Food Inspected? Not.

In the real world, food is not being inspected routinely as it enters the U.S. from other nations.

The story is reported brilliantly in today’s NY Times: http://www.nytimes.com/2013/05/08/us/foreign-food-inspections-decline-as-illnesses-rise.html.

It’s a terrific distraction to talk about GMOs, locavores, and farm to table nonsense, but the real story is elsewhere.  The Times reports in the story: “The Food and Drug Administration, which inspects everything but meat and poultry, is struggling to find the money to inspect foreign foods under a new food safety law that Congress did not support with enough funds. The Obama administration’s 2014 budget calls for an increase in agency financing, but the most money would come from fees that the food industry and Congress oppose. Lawmakers in March did approve an additional $40 million in one-time financing for the agency to put the new law into effect, but food safety experts say more money will be needed .”

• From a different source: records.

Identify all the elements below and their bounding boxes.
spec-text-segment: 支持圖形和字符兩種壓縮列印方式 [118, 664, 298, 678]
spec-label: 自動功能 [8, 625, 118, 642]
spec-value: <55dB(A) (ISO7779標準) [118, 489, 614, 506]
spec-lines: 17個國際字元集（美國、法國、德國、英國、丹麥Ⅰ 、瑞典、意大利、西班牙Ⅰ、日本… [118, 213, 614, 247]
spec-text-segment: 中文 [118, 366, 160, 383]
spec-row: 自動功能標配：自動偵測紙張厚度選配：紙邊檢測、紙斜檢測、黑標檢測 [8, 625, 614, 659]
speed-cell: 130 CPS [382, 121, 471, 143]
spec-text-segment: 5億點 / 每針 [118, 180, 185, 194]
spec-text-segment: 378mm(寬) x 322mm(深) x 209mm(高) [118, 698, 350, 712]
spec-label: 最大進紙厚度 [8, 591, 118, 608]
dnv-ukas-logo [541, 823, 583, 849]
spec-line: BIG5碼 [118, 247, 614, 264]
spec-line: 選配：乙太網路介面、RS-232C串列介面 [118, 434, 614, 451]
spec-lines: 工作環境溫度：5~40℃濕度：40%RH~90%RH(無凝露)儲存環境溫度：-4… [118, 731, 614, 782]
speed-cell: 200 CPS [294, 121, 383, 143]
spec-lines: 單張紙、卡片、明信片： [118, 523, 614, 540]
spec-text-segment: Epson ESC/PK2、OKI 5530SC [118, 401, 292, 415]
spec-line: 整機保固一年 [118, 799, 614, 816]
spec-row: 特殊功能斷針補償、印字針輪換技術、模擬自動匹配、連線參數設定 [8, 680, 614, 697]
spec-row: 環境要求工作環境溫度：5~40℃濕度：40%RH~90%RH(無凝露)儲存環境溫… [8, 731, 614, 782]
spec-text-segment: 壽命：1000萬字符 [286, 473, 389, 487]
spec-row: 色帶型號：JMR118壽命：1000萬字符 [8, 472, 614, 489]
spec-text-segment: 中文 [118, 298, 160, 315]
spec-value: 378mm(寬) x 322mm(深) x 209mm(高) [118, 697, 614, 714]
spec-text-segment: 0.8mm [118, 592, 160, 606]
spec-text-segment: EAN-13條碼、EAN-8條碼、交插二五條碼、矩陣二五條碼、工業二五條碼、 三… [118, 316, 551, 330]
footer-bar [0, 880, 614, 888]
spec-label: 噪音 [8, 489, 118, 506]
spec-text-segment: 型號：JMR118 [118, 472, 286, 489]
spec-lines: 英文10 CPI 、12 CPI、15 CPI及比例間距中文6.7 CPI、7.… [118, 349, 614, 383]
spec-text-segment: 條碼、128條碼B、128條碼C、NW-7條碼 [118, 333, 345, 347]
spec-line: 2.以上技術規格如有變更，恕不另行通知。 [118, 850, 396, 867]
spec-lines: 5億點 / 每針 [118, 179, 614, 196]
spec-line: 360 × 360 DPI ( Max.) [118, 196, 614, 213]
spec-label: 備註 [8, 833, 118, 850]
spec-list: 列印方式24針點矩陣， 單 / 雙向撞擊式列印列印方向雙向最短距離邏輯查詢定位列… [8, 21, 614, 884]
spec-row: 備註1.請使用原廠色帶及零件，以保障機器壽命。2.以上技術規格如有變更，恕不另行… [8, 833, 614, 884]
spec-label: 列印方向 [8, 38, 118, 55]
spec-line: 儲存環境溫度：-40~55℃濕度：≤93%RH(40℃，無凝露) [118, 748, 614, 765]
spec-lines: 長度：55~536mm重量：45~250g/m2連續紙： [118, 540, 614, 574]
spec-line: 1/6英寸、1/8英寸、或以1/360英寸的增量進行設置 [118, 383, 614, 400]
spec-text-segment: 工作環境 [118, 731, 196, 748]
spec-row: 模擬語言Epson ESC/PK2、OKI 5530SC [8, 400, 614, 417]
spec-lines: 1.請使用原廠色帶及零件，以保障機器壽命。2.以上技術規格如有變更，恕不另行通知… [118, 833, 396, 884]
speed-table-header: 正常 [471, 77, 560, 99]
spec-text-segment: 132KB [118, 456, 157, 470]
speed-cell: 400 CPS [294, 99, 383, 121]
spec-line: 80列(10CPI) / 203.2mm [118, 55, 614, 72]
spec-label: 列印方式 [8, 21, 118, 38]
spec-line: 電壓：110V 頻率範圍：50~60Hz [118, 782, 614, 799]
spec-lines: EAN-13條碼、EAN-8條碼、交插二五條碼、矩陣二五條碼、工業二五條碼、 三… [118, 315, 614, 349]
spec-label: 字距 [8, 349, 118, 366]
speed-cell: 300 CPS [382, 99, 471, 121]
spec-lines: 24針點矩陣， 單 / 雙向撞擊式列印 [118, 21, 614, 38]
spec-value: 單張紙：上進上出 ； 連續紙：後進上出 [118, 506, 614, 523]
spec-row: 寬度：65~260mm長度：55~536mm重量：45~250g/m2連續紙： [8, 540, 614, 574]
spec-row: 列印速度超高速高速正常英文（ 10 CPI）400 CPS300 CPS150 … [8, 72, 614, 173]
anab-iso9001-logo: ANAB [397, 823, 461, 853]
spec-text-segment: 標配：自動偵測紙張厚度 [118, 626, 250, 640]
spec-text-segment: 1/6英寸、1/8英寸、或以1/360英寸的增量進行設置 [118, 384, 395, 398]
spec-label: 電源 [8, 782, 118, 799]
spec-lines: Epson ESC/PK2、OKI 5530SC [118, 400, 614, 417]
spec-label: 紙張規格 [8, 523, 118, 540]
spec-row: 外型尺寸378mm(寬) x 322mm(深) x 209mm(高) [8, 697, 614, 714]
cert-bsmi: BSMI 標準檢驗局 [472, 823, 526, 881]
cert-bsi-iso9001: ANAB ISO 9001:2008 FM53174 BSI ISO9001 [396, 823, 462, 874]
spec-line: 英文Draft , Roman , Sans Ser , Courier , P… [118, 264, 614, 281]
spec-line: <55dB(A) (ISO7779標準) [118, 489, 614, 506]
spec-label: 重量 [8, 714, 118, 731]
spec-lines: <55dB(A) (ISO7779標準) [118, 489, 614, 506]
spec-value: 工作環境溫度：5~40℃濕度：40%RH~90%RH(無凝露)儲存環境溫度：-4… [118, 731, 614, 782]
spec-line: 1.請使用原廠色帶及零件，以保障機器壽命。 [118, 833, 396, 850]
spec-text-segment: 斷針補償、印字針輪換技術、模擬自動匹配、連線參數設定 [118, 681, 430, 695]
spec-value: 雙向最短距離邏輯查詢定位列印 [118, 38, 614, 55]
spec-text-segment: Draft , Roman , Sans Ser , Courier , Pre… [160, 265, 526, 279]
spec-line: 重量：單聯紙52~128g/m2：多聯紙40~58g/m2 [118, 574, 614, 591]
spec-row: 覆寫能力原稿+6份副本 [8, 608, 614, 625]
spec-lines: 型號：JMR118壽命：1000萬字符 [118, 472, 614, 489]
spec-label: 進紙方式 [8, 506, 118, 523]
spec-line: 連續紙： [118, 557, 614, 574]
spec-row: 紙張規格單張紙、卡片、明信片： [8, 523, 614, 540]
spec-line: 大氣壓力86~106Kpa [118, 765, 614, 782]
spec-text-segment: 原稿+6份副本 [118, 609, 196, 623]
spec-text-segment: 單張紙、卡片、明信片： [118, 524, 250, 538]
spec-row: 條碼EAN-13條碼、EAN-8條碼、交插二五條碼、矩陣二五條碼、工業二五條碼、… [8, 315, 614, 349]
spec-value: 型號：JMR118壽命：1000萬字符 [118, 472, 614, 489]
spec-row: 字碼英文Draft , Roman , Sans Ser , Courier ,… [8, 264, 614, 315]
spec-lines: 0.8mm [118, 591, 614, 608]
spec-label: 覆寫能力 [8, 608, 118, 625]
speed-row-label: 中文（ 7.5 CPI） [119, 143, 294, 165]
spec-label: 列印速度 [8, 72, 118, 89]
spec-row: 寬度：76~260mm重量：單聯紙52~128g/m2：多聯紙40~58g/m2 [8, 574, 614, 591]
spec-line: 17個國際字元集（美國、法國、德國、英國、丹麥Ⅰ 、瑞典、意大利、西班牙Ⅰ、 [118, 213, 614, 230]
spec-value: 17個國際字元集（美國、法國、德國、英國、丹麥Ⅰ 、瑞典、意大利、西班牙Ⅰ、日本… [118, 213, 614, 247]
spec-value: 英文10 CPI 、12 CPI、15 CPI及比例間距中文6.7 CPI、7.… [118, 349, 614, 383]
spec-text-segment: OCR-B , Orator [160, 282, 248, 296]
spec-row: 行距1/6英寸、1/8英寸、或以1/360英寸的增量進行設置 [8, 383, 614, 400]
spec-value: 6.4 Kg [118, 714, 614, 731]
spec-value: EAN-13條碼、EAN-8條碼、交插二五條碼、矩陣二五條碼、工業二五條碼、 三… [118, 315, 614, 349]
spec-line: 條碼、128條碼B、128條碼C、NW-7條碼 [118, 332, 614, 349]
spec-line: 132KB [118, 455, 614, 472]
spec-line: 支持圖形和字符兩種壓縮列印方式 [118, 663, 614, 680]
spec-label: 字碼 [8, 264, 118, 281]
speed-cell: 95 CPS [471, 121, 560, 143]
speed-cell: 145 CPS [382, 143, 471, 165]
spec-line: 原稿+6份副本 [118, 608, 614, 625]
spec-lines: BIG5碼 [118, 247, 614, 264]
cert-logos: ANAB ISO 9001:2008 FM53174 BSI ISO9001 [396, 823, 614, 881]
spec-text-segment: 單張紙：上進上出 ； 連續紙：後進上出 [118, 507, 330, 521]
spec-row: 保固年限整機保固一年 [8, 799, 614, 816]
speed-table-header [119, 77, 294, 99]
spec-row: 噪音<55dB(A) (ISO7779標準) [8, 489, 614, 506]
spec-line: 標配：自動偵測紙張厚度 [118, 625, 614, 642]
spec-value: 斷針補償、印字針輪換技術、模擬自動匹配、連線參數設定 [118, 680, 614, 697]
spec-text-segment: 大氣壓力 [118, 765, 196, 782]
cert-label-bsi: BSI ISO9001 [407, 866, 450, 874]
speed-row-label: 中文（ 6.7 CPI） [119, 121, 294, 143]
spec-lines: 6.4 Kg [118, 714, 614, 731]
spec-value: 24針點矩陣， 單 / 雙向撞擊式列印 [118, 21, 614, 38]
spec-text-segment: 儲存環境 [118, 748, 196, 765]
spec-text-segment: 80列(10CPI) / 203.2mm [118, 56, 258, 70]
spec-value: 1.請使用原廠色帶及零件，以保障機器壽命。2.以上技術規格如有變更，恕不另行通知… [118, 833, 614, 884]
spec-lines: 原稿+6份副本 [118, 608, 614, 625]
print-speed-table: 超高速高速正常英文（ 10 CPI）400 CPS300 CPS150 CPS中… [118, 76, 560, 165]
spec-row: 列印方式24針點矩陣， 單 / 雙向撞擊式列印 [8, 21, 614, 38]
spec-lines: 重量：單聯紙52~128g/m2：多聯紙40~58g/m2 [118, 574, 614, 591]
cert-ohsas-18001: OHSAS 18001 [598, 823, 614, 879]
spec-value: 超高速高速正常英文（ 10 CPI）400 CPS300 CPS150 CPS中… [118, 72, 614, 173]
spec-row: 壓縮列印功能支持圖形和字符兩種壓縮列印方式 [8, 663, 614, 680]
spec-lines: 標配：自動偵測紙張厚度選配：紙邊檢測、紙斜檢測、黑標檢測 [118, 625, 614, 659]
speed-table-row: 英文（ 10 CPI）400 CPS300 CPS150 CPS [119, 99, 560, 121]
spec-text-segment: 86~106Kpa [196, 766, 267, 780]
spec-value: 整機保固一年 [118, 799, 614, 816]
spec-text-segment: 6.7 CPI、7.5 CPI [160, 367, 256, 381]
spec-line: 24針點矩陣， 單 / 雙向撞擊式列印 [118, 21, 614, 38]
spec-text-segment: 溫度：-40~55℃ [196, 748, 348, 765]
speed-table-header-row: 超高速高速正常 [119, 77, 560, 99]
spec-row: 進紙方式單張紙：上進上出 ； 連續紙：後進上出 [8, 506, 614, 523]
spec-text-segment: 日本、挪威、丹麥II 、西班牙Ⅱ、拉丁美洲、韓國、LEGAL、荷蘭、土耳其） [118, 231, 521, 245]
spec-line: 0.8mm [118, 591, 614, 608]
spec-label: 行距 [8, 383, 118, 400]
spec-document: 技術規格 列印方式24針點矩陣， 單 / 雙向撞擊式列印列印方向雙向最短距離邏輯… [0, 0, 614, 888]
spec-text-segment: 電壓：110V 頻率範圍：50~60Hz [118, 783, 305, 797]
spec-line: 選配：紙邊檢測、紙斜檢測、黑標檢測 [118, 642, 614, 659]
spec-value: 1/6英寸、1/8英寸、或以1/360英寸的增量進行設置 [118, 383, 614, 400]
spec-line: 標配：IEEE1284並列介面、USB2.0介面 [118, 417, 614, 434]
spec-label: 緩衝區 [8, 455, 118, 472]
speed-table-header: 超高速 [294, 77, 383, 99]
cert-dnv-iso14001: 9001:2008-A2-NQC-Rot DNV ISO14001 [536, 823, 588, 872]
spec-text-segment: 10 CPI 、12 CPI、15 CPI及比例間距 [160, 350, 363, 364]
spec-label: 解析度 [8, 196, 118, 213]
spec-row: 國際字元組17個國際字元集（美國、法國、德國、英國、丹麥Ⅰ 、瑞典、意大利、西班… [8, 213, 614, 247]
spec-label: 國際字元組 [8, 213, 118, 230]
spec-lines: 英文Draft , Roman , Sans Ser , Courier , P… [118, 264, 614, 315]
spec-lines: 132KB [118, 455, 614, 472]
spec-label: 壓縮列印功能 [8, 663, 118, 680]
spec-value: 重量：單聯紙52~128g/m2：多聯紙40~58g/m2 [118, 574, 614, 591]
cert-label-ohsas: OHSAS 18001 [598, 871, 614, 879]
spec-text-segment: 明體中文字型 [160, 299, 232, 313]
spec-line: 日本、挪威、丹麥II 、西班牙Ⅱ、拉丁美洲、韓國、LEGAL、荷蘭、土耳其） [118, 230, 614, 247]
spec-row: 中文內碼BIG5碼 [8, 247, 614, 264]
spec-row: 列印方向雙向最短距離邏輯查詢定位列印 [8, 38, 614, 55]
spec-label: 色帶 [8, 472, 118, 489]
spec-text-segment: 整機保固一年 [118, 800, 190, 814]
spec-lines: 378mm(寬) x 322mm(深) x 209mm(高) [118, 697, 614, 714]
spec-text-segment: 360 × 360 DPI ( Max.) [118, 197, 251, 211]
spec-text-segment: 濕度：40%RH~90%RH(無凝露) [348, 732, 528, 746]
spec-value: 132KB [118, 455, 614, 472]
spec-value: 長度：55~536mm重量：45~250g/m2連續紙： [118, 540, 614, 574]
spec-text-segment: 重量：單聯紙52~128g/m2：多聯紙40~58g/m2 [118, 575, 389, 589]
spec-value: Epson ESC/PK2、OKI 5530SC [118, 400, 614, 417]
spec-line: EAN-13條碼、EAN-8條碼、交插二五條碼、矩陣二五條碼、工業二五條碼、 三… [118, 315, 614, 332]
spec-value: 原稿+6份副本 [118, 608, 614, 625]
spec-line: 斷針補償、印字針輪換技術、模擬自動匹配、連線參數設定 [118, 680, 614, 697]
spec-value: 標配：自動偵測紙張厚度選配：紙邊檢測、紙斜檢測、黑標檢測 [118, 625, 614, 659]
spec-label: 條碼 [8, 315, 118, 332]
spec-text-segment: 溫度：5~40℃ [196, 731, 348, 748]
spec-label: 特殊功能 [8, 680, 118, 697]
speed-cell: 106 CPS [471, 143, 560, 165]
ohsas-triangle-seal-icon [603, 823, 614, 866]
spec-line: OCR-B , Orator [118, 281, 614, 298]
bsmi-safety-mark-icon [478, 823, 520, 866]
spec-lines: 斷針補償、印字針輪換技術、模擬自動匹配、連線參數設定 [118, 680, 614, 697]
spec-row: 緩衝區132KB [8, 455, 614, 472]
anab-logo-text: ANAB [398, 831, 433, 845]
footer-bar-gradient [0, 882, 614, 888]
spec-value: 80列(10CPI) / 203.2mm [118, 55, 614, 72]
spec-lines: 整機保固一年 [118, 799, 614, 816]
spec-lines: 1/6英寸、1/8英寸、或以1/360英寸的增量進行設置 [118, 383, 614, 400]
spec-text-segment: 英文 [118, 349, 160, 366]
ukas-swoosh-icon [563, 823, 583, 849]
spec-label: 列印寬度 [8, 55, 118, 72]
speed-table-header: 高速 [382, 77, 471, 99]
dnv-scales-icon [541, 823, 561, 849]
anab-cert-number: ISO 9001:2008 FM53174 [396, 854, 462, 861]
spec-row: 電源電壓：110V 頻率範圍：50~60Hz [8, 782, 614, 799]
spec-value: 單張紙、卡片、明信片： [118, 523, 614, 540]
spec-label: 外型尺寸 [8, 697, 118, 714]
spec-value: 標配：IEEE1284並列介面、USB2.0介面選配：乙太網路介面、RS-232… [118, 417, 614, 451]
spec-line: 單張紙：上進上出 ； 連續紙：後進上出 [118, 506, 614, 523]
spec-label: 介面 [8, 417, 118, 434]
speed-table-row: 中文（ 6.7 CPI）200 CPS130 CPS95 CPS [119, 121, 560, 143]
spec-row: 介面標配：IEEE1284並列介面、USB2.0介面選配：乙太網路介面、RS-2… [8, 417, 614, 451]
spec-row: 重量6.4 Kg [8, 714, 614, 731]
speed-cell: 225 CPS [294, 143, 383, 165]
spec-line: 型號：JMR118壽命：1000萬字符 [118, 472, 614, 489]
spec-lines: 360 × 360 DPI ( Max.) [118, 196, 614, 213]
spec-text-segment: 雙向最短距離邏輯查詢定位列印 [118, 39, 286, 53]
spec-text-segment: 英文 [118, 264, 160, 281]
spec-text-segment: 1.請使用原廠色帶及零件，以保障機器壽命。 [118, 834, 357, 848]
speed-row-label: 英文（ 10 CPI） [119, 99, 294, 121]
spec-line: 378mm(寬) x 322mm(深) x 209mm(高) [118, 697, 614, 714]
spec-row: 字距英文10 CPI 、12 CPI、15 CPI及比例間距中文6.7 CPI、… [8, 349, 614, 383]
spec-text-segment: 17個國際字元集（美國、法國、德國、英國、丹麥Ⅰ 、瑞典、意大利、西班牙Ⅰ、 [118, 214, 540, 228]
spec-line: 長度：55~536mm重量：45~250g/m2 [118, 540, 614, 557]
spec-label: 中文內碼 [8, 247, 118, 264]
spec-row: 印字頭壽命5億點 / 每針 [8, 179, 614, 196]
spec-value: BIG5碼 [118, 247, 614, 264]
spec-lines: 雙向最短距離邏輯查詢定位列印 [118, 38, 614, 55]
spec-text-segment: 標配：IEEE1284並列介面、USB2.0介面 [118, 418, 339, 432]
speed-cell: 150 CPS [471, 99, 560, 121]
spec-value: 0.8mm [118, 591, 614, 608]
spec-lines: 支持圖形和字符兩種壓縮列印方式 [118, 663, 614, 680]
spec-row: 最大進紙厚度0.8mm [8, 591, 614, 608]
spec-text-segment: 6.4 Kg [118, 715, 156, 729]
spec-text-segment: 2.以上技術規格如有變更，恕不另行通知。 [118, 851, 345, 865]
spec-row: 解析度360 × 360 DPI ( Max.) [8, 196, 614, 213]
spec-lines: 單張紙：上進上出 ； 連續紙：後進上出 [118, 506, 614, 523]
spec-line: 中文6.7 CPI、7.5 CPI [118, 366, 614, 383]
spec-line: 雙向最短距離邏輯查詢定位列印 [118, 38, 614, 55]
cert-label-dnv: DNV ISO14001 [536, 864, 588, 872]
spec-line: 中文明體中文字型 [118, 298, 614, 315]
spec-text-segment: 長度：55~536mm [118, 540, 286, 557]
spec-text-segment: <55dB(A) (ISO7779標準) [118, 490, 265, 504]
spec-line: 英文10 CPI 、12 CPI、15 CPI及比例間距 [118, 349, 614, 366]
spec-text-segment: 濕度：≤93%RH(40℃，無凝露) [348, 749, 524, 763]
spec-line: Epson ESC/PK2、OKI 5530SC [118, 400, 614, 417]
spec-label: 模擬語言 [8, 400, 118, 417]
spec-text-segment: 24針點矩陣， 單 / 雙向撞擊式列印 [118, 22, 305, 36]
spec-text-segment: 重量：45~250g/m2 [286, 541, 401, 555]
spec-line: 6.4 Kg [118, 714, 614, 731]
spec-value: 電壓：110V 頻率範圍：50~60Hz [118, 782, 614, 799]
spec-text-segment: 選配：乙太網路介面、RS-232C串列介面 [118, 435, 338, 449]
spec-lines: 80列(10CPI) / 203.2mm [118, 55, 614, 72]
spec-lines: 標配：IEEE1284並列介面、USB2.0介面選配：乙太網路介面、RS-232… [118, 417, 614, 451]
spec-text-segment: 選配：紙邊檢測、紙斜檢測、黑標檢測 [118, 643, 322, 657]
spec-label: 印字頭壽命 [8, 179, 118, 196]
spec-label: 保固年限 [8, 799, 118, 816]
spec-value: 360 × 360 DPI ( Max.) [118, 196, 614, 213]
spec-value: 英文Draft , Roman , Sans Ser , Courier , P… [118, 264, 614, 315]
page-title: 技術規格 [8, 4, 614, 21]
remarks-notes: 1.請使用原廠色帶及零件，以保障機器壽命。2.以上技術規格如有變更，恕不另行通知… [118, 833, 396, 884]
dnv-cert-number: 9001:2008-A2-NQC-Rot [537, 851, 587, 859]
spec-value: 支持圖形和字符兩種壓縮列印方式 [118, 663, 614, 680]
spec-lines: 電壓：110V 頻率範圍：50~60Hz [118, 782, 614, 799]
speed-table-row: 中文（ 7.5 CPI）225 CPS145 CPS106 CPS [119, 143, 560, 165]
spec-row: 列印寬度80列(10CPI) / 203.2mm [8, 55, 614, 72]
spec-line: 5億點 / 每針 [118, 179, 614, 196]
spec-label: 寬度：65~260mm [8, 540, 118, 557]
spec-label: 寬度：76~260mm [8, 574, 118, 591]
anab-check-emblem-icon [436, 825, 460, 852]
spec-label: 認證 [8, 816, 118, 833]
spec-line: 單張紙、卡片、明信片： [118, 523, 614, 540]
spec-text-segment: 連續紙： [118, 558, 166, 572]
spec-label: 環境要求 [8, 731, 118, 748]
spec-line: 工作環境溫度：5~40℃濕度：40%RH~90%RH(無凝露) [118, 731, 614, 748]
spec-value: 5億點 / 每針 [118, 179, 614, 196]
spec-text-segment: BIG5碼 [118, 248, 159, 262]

Here are the consequences, as reported by the Times: “The upheavals in government food inspections are occurring as Americans are biting into more and more foreign food and the rate of illness from imported food is rising. Just last month, a salmonella outbreak was traced to Mexican cucumbers that sickened at least 73 people in 19 states. In just the past two years, major food poisoningoutbreaks from salmonella bacteria have been linked to imported foods, including Turkish pine nuts, Mexican papayas and cantaloupes from Guatemala. Last year, 2.5 million pounds of contaminated beef from Canada made it into American supermarkets before additional shipments were caught at the border.”

More broadly, the article notes: “A study by the Centers for Disease Control and Prevention found an average of six and a half outbreaks a year from foreign foods between 2005 and 2010, more than double the annual rate of infection between 1998 and 2004. And the number of outbreaks caused by imported food could be far higher because the origins of many foods are not always known, said Hannah Gould, an epidemiologist at the agency.”